Phosphoinositides: Two-Path Signaling in Neuronal Response to Oligomeric Amyloid Beta Peptide

URANGA, ROMINA MARÍA; ALZA, NATALIA PAOLA; CONDE, MELISA AILÉN; ANTOLLINI, SILVIA SUSANA; SALVADOR, GABRIELA ALEJANDRA

MOLECULAR NEUROBIOLOGY

HUMANA PRESS INC

Lugar: Oregon; Año: 2016

0893-7648

We have previously demonstrated that oligomeric amyloid beta peptide (oAB) together with iron overload generates synaptic injury and activation of several signaling cascades. In this work, we characterized hippocampal neuronal response to oAB.HT22 neurons exposed to 500 nM oAB showed neither increased lipid peroxidation nor altered mitochondrial function. In addition, biophysical studies showed that oAB did not perturb the lipid order of the membrane.
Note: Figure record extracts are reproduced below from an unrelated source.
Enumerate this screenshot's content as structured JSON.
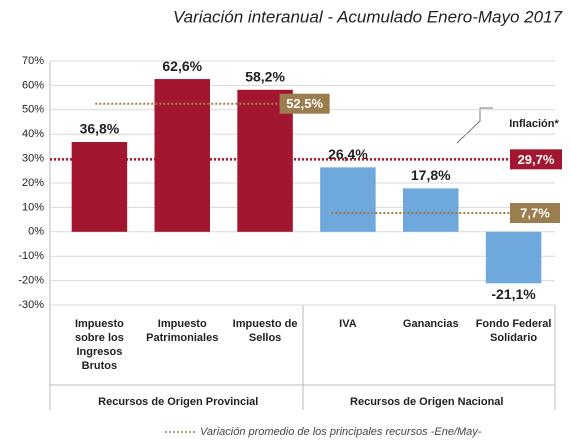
{
  "chart_data": {
    "type": "bar",
    "title": "Variación interanual - Acumulado Enero-Mayo 2017",
    "categories": [
      "Impuesto sobre los Ingresos Brutos",
      "Impuesto Patrimoniales",
      "Impuesto de Sellos",
      "IVA",
      "Ganancias",
      "Fondo Federal Solidario"
    ],
    "values": [
      36.8,
      62.6,
      58.2,
      26.4,
      17.8,
      -21.1
    ],
    "value_labels": [
      "36,8%",
      "62,6%",
      "58,2%",
      "26,4%",
      "17,8%",
      "-21,1%"
    ],
    "colors": [
      "#a3162f",
      "#a3162f",
      "#a3162f",
      "#6fa8dc",
      "#6fa8dc",
      "#6fa8dc"
    ],
    "ylim": [
      -30,
      70
    ],
    "yticks": [
      {
        "value": -30,
        "label": "-30%"
      },
      {
        "value": -20,
        "label": "-20%"
      },
      {
        "value": -10,
        "label": "-10%"
      },
      {
        "value": 0,
        "label": "0%"
      },
      {
        "value": 10,
        "label": "10%"
      },
      {
        "value": 20,
        "label": "20%"
      },
      {
        "value": 30,
        "label": "30%"
      },
      {
        "value": 40,
        "label": "40%"
      },
      {
        "value": 50,
        "label": "50%"
      },
      {
        "value": 60,
        "label": "60%"
      },
      {
        "value": 70,
        "label": "70%"
      }
    ],
    "groups": [
      {
        "name": "Recursos de Origen Provincial",
        "average": 52.5,
        "average_label": "52,5%"
      },
      {
        "name": "Recursos de Origen Nacional",
        "average": 7.7,
        "average_label": "7,7%"
      }
    ],
    "average_color": "#9c7d4e",
    "average_legend": "Variación promedio de los principales recursos -Ene/May-",
    "inflation": {
      "name": "Inflación*",
      "value": 29.7,
      "label": "29,7%",
      "color": "#a3162f"
    }
  }
}
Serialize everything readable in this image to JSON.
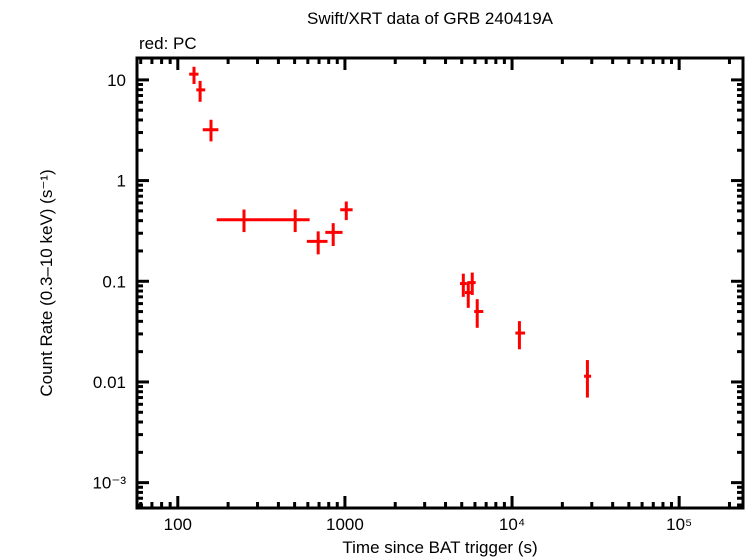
{
  "chart_data": {
    "type": "scatter",
    "title": "Swift/XRT data of GRB 240419A",
    "annotation": "red: PC",
    "xlabel": "Time since BAT trigger (s)",
    "ylabel": "Count Rate (0.3–10 keV) (s⁻¹)",
    "xscale": "log",
    "yscale": "log",
    "xlim": [
      57,
      241000
    ],
    "ylim": [
      0.00056,
      16.5
    ],
    "grid": false,
    "x_ticks": [
      {
        "value": 100,
        "label": "100"
      },
      {
        "value": 1000,
        "label": "1000"
      },
      {
        "value": 10000,
        "label": "10⁴"
      },
      {
        "value": 100000,
        "label": "10⁵"
      }
    ],
    "y_ticks": [
      {
        "value": 10,
        "label": "10"
      },
      {
        "value": 1,
        "label": "1"
      },
      {
        "value": 0.1,
        "label": "0.1"
      },
      {
        "value": 0.01,
        "label": "0.01"
      },
      {
        "value": 0.001,
        "label": "10⁻³"
      }
    ],
    "series": [
      {
        "color": "#ff0000",
        "points": [
          {
            "t": 125,
            "tlo": 117,
            "thi": 133,
            "rate": 11.4,
            "rlo": 9.1,
            "rhi": 13.5
          },
          {
            "t": 136,
            "tlo": 129,
            "thi": 146,
            "rate": 7.96,
            "rlo": 6.06,
            "rhi": 9.78
          },
          {
            "t": 158,
            "tlo": 141,
            "thi": 175,
            "rate": 3.2,
            "rlo": 2.45,
            "rhi": 4.02
          },
          {
            "t": 249,
            "tlo": 171,
            "thi": 356,
            "rate": 0.408,
            "rlo": 0.308,
            "rhi": 0.516
          },
          {
            "t": 504,
            "tlo": 356,
            "thi": 615,
            "rate": 0.408,
            "rlo": 0.308,
            "rhi": 0.516
          },
          {
            "t": 692,
            "tlo": 592,
            "thi": 787,
            "rate": 0.249,
            "rlo": 0.185,
            "rhi": 0.313
          },
          {
            "t": 851,
            "tlo": 763,
            "thi": 968,
            "rate": 0.306,
            "rlo": 0.224,
            "rhi": 0.378
          },
          {
            "t": 1019,
            "tlo": 937,
            "thi": 1112,
            "rate": 0.513,
            "rlo": 0.405,
            "rhi": 0.62
          },
          {
            "t": 5110,
            "tlo": 4880,
            "thi": 5360,
            "rate": 0.0949,
            "rlo": 0.07,
            "rhi": 0.119
          },
          {
            "t": 5470,
            "tlo": 5230,
            "thi": 5740,
            "rate": 0.0773,
            "rlo": 0.0544,
            "rhi": 0.0985
          },
          {
            "t": 5780,
            "tlo": 5400,
            "thi": 6060,
            "rate": 0.097,
            "rlo": 0.0731,
            "rhi": 0.122
          },
          {
            "t": 6190,
            "tlo": 5940,
            "thi": 6730,
            "rate": 0.0501,
            "rlo": 0.0345,
            "rhi": 0.0664
          },
          {
            "t": 11070,
            "tlo": 10470,
            "thi": 11970,
            "rate": 0.0306,
            "rlo": 0.0211,
            "rhi": 0.0402
          },
          {
            "t": 28250,
            "tlo": 26980,
            "thi": 29720,
            "rate": 0.0114,
            "rlo": 0.007,
            "rhi": 0.0165
          }
        ]
      }
    ]
  }
}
Interestingly, although no neuronal damage could be demonstrated, oAB was found to trigger bifurcated phosphoinositidedependent signaling in the neuron: on one hand, the phosphorylation of insulinreceptor, the phosphatidylinositol 3-kinase (PI3K)-dependent activation of Akt, its translocation to the nucleus and the concomitant phosphorylation, inactivation, and nuclear exclusion of the transcription factor FoxO3a; and on the other, phosphoinositide phospholipase C (PI-PLC) dependent extracellular signal-regulated kinases 1/2 (ERK1/2) activation. Pharmacological manipulation of the signaling cascades was used in order to better characterize the role of oAB-activated signals and mitochondrial function was determined as a measure of neuronal viability. The inhibition of PI3K, PI-PLC and general phosphoinositide metabolism impaired neuronal mitochondrial function. Furthermore, increased oAβ-induced cell death was observed in the presence of phosphoinositide metabolism inhibition. Our results allow us to conclude that nanomolar concentrations of oAB trigger the activation of phosphoinositide-dependent signaling, which results in the subsequent activation of neuroprotective mechanisms that could be involved in the determination of neuronal fate.